The thing about a 125-plus-year-old company is that it’s been around long enough to have had to change quite a few times over. Andrea Ovans, writing in the Harvard Business Review, chronicles the many ways and the many times that Sears, for one, has come back from the brink.
That includes the early, highly disruptive catalog days, its opening of brick-and-mortar stores, and its pioneering use of census data and demographics in the early 20th century, among other ground-breaking moves. Plus, over the years Sears has had to adjust to the advent of the automobile, the U.S. population shifting from farms to cities to suburbs, wartime, peacetime, and wild swings in consumer tastes and behaviors and its own brand reputation.
“The Sears transformation was more than a change in marketing strategy. It was also a change in the logic and culture of the business. In fact, the process of altering the logic is what changed the culture.” That’s from a 1998 Harvard Business Review paper, “The Employee-Customer-Profit Chain at Sears,” describing the radical turnaround at Sears then.
The next paper on Sears has yet to be written, and the once iconic retailer—which Yahoo Finance’s Jeff Macke called "a company that was once the best of Amazon and Walmart rolled into one”—is struggling mightily, but perhaps the retailer has a better chance than most people think.

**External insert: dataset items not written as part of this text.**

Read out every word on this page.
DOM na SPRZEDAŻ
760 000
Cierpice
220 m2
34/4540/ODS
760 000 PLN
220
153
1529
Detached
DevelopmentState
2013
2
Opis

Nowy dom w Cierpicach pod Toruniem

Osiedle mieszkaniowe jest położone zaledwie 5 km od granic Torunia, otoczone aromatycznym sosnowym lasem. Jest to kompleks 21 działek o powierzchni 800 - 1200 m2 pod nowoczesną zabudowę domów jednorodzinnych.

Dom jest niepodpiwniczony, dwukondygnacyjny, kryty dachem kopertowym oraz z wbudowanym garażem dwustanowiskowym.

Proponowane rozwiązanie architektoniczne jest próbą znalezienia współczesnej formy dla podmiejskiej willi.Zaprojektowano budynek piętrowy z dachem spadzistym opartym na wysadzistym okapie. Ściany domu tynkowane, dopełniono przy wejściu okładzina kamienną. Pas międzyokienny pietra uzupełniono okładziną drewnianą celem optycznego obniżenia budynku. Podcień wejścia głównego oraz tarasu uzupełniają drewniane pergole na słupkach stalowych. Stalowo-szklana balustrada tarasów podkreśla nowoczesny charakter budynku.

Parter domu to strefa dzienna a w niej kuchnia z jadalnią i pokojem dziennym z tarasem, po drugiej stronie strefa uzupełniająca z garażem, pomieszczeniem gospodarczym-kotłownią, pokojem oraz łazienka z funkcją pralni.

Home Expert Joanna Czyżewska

“What we see is those brands that are not consistently looking forward and reinventing themselves slowly but surely lose their relevancy to the consumer,” Barr notes, speaking generally and not about Sears in particular.

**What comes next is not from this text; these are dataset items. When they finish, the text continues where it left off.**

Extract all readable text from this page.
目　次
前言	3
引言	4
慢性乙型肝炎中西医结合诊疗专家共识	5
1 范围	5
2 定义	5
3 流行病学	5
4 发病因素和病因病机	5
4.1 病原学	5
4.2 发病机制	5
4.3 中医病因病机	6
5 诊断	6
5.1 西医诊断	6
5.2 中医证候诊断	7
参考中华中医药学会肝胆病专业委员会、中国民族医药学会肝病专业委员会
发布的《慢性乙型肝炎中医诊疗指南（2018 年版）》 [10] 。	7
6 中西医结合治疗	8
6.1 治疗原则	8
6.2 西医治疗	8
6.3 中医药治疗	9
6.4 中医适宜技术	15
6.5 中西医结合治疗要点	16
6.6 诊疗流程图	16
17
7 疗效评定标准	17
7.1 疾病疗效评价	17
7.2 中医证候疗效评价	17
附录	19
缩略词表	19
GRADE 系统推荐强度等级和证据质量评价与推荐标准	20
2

The pressures of ownership
Another factor that can work for or against a retailer is whether it is privately or publicly held. A privately held company, like L.L. Bean, often has strong ties to its founders or their families, and may have a greater chance at staying true to its values and essential “brand promise.”
And because boards of directors and shareholders can be impatient, it can be difficult for a publicly traded company to take steps necessary to reform.
“Why do some do it and do some not do it?” Barr asks of which retailers survive over the long term. “Everything as it relates to the consumer is very dynamic. The leading companies are constantly looking forward to not only their own products but to global mega-trends.”
And that means understanding shifting demographics and tastes as well as technology—including, sometimes, the best materials to use in a hunting boot that's sometimes worn by fashion-forward urban college kids who never go hunting.